Mirah Sumirat yang juga Wakil Ketua Lembaga Kerja Sama Tripartit Nasional dari unsur serikat pekerja, sekaligus mengklarifikasi adanya berita yang mengatakan bahwa proses lahirnya PP 78/2015 tersebut sudah melalui tahapan/proses di Tripartit Nasional dan Dewan Pengupahan Nasional. Informasi tersebut adalah kebohongan kolektif dari Pemerintah dan pengusaha, karena faktanya terbitnya PP 78/2015 tidak pernah melalui pembahasan di Tripartit Nasional dan Dewan Pengupahan Nasional.

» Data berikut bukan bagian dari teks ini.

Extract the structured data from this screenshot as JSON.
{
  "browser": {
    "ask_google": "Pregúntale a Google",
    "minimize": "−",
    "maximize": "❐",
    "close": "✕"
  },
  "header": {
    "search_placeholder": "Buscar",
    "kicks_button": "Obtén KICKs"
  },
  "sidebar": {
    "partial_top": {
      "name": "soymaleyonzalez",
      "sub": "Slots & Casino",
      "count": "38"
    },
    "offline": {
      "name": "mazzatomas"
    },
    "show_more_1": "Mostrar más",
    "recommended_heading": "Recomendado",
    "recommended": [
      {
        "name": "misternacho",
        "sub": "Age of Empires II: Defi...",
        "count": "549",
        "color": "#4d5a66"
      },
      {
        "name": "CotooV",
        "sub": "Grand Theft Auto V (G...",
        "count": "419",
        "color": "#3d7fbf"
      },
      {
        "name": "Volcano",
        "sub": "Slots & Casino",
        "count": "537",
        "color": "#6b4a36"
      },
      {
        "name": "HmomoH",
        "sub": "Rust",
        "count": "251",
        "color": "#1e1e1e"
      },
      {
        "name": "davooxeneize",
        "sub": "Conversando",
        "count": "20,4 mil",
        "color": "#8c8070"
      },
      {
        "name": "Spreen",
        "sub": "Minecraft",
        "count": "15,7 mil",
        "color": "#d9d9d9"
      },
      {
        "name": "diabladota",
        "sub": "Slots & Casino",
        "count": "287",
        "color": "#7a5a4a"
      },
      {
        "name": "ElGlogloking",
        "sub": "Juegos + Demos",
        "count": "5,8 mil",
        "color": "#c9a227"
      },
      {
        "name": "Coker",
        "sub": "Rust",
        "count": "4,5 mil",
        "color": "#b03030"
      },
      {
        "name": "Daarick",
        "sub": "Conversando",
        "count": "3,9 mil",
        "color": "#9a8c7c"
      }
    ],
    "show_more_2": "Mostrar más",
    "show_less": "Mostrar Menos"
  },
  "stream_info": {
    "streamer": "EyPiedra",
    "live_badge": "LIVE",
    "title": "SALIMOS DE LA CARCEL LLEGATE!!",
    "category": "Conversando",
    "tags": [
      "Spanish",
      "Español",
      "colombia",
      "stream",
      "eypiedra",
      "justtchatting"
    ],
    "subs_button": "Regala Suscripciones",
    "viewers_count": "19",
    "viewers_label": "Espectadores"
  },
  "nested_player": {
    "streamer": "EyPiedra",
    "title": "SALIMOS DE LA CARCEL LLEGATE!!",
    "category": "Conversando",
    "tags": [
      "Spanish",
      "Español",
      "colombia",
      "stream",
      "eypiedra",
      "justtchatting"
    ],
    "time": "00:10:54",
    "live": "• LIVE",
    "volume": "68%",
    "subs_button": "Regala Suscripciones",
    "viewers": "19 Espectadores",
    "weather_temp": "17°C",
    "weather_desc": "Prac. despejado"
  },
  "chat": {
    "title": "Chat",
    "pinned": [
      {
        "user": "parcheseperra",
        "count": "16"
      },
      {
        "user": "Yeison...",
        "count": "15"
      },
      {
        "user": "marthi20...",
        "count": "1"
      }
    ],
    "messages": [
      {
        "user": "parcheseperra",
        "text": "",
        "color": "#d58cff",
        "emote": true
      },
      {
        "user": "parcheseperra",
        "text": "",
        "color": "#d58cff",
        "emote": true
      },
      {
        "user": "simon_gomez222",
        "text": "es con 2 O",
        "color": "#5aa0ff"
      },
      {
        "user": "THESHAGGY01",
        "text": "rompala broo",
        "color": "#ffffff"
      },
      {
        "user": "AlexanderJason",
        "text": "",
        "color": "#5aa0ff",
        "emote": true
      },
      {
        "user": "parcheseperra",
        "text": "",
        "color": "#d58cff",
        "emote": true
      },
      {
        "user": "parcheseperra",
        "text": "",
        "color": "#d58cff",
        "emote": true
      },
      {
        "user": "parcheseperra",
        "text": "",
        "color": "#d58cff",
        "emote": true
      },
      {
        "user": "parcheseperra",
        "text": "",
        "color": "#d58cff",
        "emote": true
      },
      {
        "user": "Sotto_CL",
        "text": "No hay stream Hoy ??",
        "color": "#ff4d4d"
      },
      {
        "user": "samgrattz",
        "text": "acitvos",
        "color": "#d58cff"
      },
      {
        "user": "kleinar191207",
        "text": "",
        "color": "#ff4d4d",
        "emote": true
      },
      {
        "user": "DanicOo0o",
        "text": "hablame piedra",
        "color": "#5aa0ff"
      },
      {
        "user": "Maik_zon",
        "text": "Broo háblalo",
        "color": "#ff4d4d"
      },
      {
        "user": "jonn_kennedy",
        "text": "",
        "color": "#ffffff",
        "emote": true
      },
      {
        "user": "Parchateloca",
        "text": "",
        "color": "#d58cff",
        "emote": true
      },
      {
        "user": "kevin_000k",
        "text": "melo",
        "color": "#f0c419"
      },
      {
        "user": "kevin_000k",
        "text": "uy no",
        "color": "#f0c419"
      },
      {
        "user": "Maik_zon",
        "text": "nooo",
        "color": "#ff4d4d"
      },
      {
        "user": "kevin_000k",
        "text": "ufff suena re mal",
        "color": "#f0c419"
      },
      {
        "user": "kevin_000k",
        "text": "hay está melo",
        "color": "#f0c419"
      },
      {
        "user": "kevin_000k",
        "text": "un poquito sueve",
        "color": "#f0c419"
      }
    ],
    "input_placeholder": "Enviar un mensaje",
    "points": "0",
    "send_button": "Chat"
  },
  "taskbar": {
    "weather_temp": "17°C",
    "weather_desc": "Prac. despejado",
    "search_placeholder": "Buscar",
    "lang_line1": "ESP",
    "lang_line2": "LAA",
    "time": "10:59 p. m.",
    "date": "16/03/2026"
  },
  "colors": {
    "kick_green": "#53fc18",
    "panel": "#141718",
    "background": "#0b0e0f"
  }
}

"Berdasarkan hasil survey independen yang kami lakukan di 7 pasar tradisional dan 2 pasar modern di Jakarta sejak september lalu, nilai KHL 2016 Rp3.4 Juta, merujuk pada 60 komponen KHL berdasarkan Peraturan Menteri Ketenagakerjaan Nomor 13 Tahun 2012. Nilai KHL tersebut ditambah inflasi 2017 sebesar 4% dan inflasi DKI Jakarta sebesar 2,40%, inflasi Nasional sebesar 3,07%, serta pertumbuhan ekonomi DKI Jakarta sebesar 5,74% dan pertumbuhan ekonomi nasional sebesar 5,04%, UMP DKI 2017 minimal sebesar Rp3,8 juta," ungkapnya.

Anggota Dewan Pengupahan Unsur Pengusaha Sarman Simanjorang menyambut baik sikap pemprov DKI yang mengacu PP Nomor 78 Tahun 2015 dalam menetapkan UMP 2017. Sebab, PP 78 tahun 2015 yang diperkuat dengan terbitnya Peraturan Menteri Tenaga Kerja RI Nomor 21 Tahun 2016 tentang Kebutuhan Hidup Layak itu dikeluarkan untuk memberikan kepastian bagi pengusaha dan pekerja.

Bagi pengusaha, kata dia, butuh kepastian besaran kenaikan UMP setiap tahun berdasarkan pertumbuhan ekonomi nasional dan inflasi. Sedangkan bagi pekerja juga butuh kepastian kenaikan UMP setiap tahun yang sudah dijamin pada PP tersebut. Menurutnya, semakin baik pertumbuhan ekonomi nasional, semakin baik juga kenaikan UMP.

Sarman juga menegaskan, PP Nomor 78 itu merupakan dasar hukum yang sah dan telah ditetapkan oleh pemerintah. Berdasarkan hitungan dari peraturan terebut, UMP DKI Jakarta meningkat sekitar 8,11% dari UMP tahun ini Rp3,1 Juta.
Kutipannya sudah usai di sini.